What Willamette Pass lacks in convenience--it's a 90-minute drive southeast of Eugene--is made up for with a fun mix of tree skiing and cruising runs, along with a peaceful setting amid lakes and hundreds of miles of national forest. It's closed Monday through Wednesday, which means untracked snow on Thursday!

How to get there

Willamette Pass is right off of Hwy. 58 deep in the thickly forested Cascade Mountains, and there's not much in the way of civilization on the drive from Eugene. Skiers don't have to drive, though: A bus service called the Willamette Pass Express departs from downtown Eugene Thursday through Sunday at 7:15 a.m. (541/345-7669, $14 round trip).

Where to stay

Seven miles from the lifts, the Willamette Pass Inn has standard rooms and cabins, all with kitchens and most with fireplaces (Mile 69, Highway 58, 541/433-2211, from $81).

Local's tip

"Get hot cocoa at the Crescent Lake Lodge & Resort (Hwy. 58, 541/433-2505, crescentlakeresort.com), which overlooks Crescent Lake," says Svein Berg, manager of Berg's Ski & Snowboard Shop, a third-generation family business in Eugene. "There's an old stone fireplace where you can sit back and check out the view. It's fabulous."

VERMONT
BURKE

Elevation: 3,267 feet
Vertical drop: 2,000 feet
Skiable terrain: 250 acres
Annual snowfall: 250 inches
Lift ticket: $56 or less
Info: 802/626-3322, skiburke.com

Burke sticks to the basics that drew serious skiers to Vermont two generations ago, with dozens of fast, narrow runs that call for sharp edges and big, swooping turns. The challenging slopes hold some of the responsibility for getting five alums of the Burke Mountain Academy--a ski-in, ski-out high school, if you can believe such a thing--to the Olympics in 2002. A mile from the lifts is the village of East Burke, little more than a gas station, a church, and a couple of restaurants and shops. The century-old Bailey's & Burke earns its billing as a general store, selling bottles of wine, sandwiches, cereal, fresh muffins and cookies, pots and pans, toys, books, locally made jerky, hot pizza, and dog food (466 Rte. 114, East Burke, 802/626-9250). Upstairs is the office for the Kingdom Trails system: 110 miles of interconnected paths that are perfect for mountain bikers in summer and cross-country skiers and snowshoers in winter (802/626-0737, kingdomtrails.org, day pass $10).
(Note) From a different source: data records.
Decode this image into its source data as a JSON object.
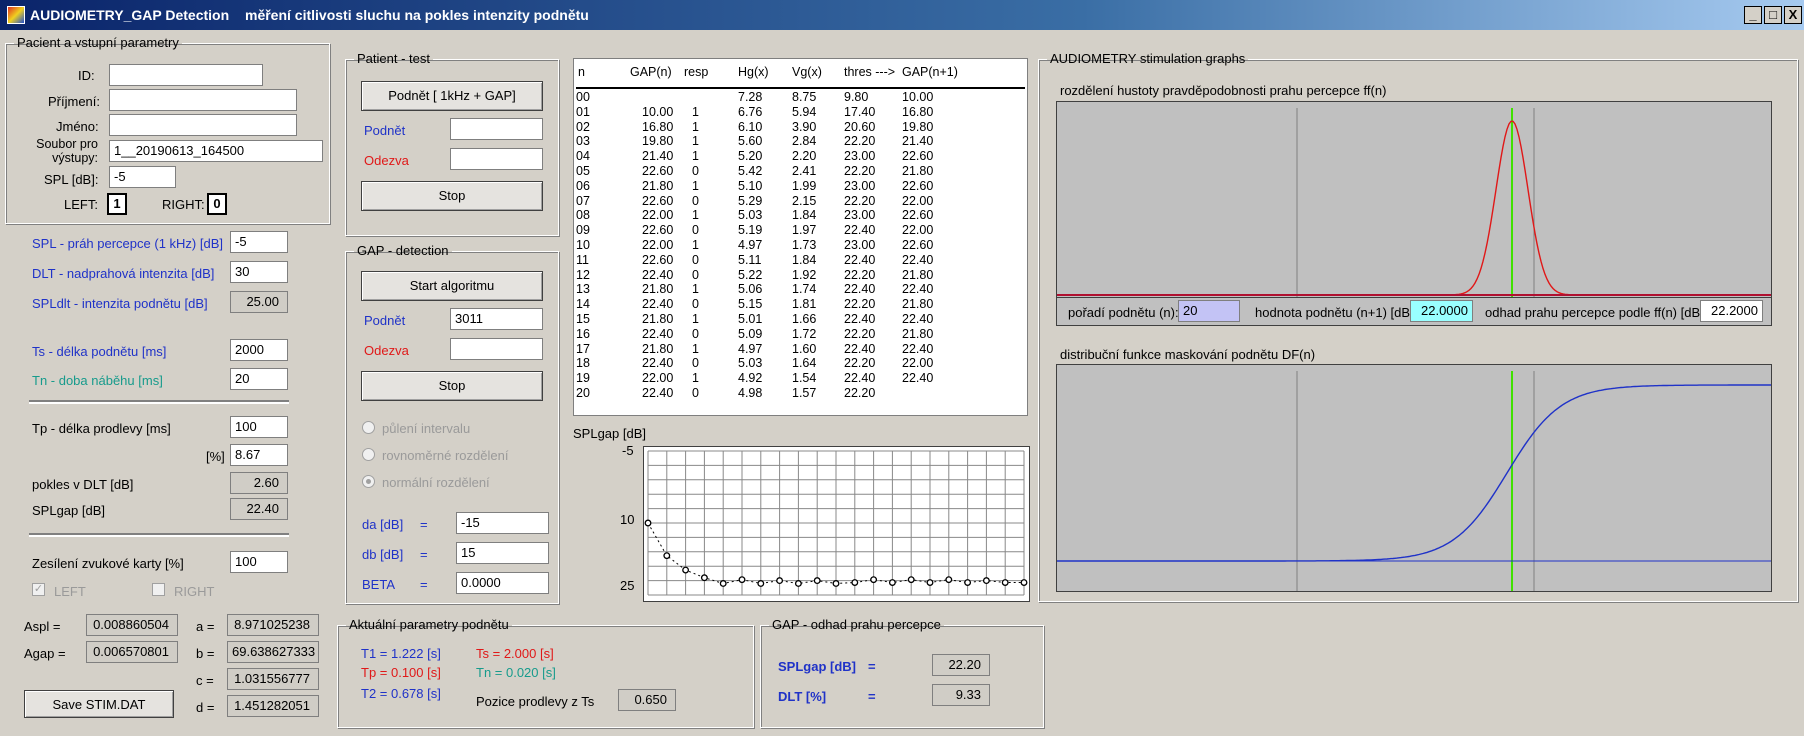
{
  "window": {
    "title": "AUDIOMETRY_GAP Detection",
    "subtitle": "měření citlivosti sluchu na pokles intenzity podnětu",
    "min": "_",
    "max": "□",
    "close": "X"
  },
  "patient": {
    "legend": "Pacient a vstupní parametry",
    "id_label": "ID:",
    "id": "",
    "surname_label": "Příjmení:",
    "surname": "",
    "name_label": "Jméno:",
    "name": "",
    "file_label": "Soubor pro výstupy:",
    "file": "1__20190613_164500",
    "spl_label": "SPL [dB]:",
    "spl": "-5",
    "left_label": "LEFT:",
    "left": "1",
    "right_label": "RIGHT:",
    "right": "0"
  },
  "params": {
    "spl_thr_label": "SPL - práh percepce (1 kHz) [dB]",
    "spl_thr": "-5",
    "dlt_label": "DLT - nadprahová intenzita [dB]",
    "dlt": "30",
    "spldlt_label": "SPLdlt - intenzita podnětu [dB]",
    "spldlt": "25.00",
    "ts_label": "Ts - délka podnětu [ms]",
    "ts": "2000",
    "tn_label": "Tn - doba náběhu [ms]",
    "tn": "20",
    "tp_label": "Tp - délka prodlevy [ms]",
    "tp": "100",
    "pct_label": "[%]",
    "pct": "8.67",
    "pokles_label": "pokles v DLT [dB]",
    "pokles": "2.60",
    "splgap_label": "SPLgap [dB]",
    "splgap": "22.40",
    "gain_label": "Zesílení zvukové karty [%]",
    "gain": "100",
    "left_chk": "LEFT",
    "right_chk": "RIGHT",
    "aspl_label": "Aspl =",
    "aspl": "0.008860504",
    "agap_label": "Agap =",
    "agap": "0.006570801",
    "a_label": "a =",
    "a": "8.971025238",
    "b_label": "b =",
    "b": "69.638627333",
    "c_label": "c =",
    "c": "1.031556777",
    "d_label": "d =",
    "d": "1.451282051",
    "save_btn": "Save STIM.DAT"
  },
  "test": {
    "legend": "Patient - test",
    "stim_btn": "Podnět  [ 1kHz + GAP]",
    "stim_label": "Podnět",
    "stim": "",
    "resp_label": "Odezva",
    "resp": "",
    "stop": "Stop"
  },
  "gap": {
    "legend": "GAP - detection",
    "start_btn": "Start algoritmu",
    "stim_label": "Podnět",
    "stim": "3011",
    "resp_label": "Odezva",
    "resp": "",
    "stop": "Stop",
    "opt1": "půlení intervalu",
    "opt2": "rovnoměrné rozdělení",
    "opt3": "normální rozdělení",
    "da_label": "da [dB]",
    "da": "-15",
    "db_label": "db [dB]",
    "db": "15",
    "beta_label": "BETA",
    "beta": "0.0000",
    "eq": "="
  },
  "table": {
    "headers": [
      "n",
      "GAP(n)",
      "resp",
      "Hg(x)",
      "Vg(x)",
      "thres --->",
      "GAP(n+1)"
    ],
    "rows": [
      [
        "00",
        "",
        "",
        "7.28",
        "8.75",
        "9.80",
        "10.00"
      ],
      [
        "01",
        "10.00",
        "1",
        "6.76",
        "5.94",
        "17.40",
        "16.80"
      ],
      [
        "02",
        "16.80",
        "1",
        "6.10",
        "3.90",
        "20.60",
        "19.80"
      ],
      [
        "03",
        "19.80",
        "1",
        "5.60",
        "2.84",
        "22.20",
        "21.40"
      ],
      [
        "04",
        "21.40",
        "1",
        "5.20",
        "2.20",
        "23.00",
        "22.60"
      ],
      [
        "05",
        "22.60",
        "0",
        "5.42",
        "2.41",
        "22.20",
        "21.80"
      ],
      [
        "06",
        "21.80",
        "1",
        "5.10",
        "1.99",
        "23.00",
        "22.60"
      ],
      [
        "07",
        "22.60",
        "0",
        "5.29",
        "2.15",
        "22.20",
        "22.00"
      ],
      [
        "08",
        "22.00",
        "1",
        "5.03",
        "1.84",
        "23.00",
        "22.60"
      ],
      [
        "09",
        "22.60",
        "0",
        "5.19",
        "1.97",
        "22.40",
        "22.00"
      ],
      [
        "10",
        "22.00",
        "1",
        "4.97",
        "1.73",
        "23.00",
        "22.60"
      ],
      [
        "11",
        "22.60",
        "0",
        "5.11",
        "1.84",
        "22.40",
        "22.40"
      ],
      [
        "12",
        "22.40",
        "0",
        "5.22",
        "1.92",
        "22.20",
        "21.80"
      ],
      [
        "13",
        "21.80",
        "1",
        "5.06",
        "1.74",
        "22.40",
        "22.40"
      ],
      [
        "14",
        "22.40",
        "0",
        "5.15",
        "1.81",
        "22.20",
        "21.80"
      ],
      [
        "15",
        "21.80",
        "1",
        "5.01",
        "1.66",
        "22.40",
        "22.40"
      ],
      [
        "16",
        "22.40",
        "0",
        "5.09",
        "1.72",
        "22.20",
        "21.80"
      ],
      [
        "17",
        "21.80",
        "1",
        "4.97",
        "1.60",
        "22.40",
        "22.40"
      ],
      [
        "18",
        "22.40",
        "0",
        "5.03",
        "1.64",
        "22.20",
        "22.00"
      ],
      [
        "19",
        "22.00",
        "1",
        "4.92",
        "1.54",
        "22.40",
        "22.40"
      ],
      [
        "20",
        "22.40",
        "0",
        "4.98",
        "1.57",
        "22.20",
        ""
      ]
    ]
  },
  "splgap_plot": {
    "title": "SPLgap [dB]",
    "y_ticks": [
      "-5",
      "10",
      "25"
    ]
  },
  "graphs": {
    "legend": "AUDIOMETRY stimulation graphs",
    "title1": "rozdělení hustoty pravděpodobnosti prahu percepce ff(n)",
    "order_label": "pořadí podnětu (n):",
    "order": "20",
    "value_label": "hodnota podnětu (n+1) [dB]:",
    "value": "22.0000",
    "est_label": "odhad prahu percepce podle ff(n) [dB]:",
    "est": "22.2000",
    "title2": "distribuční funkce maskování podnětu DF(n)"
  },
  "current": {
    "legend": "Aktuální parametry podnětu",
    "t1": "T1 =  1.222 [s]",
    "tp": "Tp =  0.100 [s]",
    "t2": "T2 =  0.678 [s]",
    "ts": "Ts =  2.000 [s]",
    "tn": "Tn =  0.020 [s]",
    "pos_label": "Pozice prodlevy z Ts",
    "pos": "0.650"
  },
  "estimate": {
    "legend": "GAP - odhad prahu percepce",
    "splgap_label": "SPLgap [dB]",
    "splgap": "22.20",
    "dlt_label": "DLT [%]",
    "dlt": "9.33",
    "eq": "="
  },
  "chart_data": {
    "type": "scatter",
    "title": "SPLgap [dB]",
    "y_axis_inverted": true,
    "ylim": [
      -5,
      25
    ],
    "x": [
      0,
      1,
      2,
      3,
      4,
      5,
      6,
      7,
      8,
      9,
      10,
      11,
      12,
      13,
      14,
      15,
      16,
      17,
      18,
      19,
      20
    ],
    "y": [
      10.0,
      16.8,
      19.8,
      21.4,
      22.6,
      21.8,
      22.6,
      22.0,
      22.6,
      22.0,
      22.6,
      22.4,
      21.8,
      22.4,
      21.8,
      22.4,
      21.8,
      22.4,
      22.0,
      22.4,
      22.4
    ]
  },
  "colors": {
    "title_bar": "#0a246a",
    "density_curve": "#e01818",
    "cdf_curve": "#1f32c8",
    "marker_line": "#40e000"
  }
}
The general store also sells Starbucks coffee, and the mountain did what seems like sacrilege to some old-timers, replacing its classic, superslow main lift with a high-speed quad in summer 2005. Coincidentally, lift-ticket prices were boosted $3. But for the most part Burke's low-key atmosphere and remote location--up in Vermont's Northeast Kingdom, 40 minutes from the Canadian border--have kept the crowds and corporate interests away.

How to get there

Burke is seven miles off of I-91, three hours from Boston, six hours from New York City, and within two hours of the nearest airport, in Burlington, along with more skiing at Stowe, Smugglers' Notch, and Jay Peak.

Apres-ski

In a renovated barn behind Bailey's & Burke, the Pub Outback serves burgers, meat loaf, and nachos, as well as locally brewed Trout River for $3.50 a pint (482 Rte. 114, East Burke, 802/626-1188, thepuboutback.com).

Local's tip

"Throw an extra scarf in your jacket just for the chairlift ride up to the top," says Charlie Hepburn, a high school student and ski racer in nearby Littleton, N.H. "The trees provide good cover from the wind when you're cruising down the mountain, but on the lifts you're totally exposed to the cold."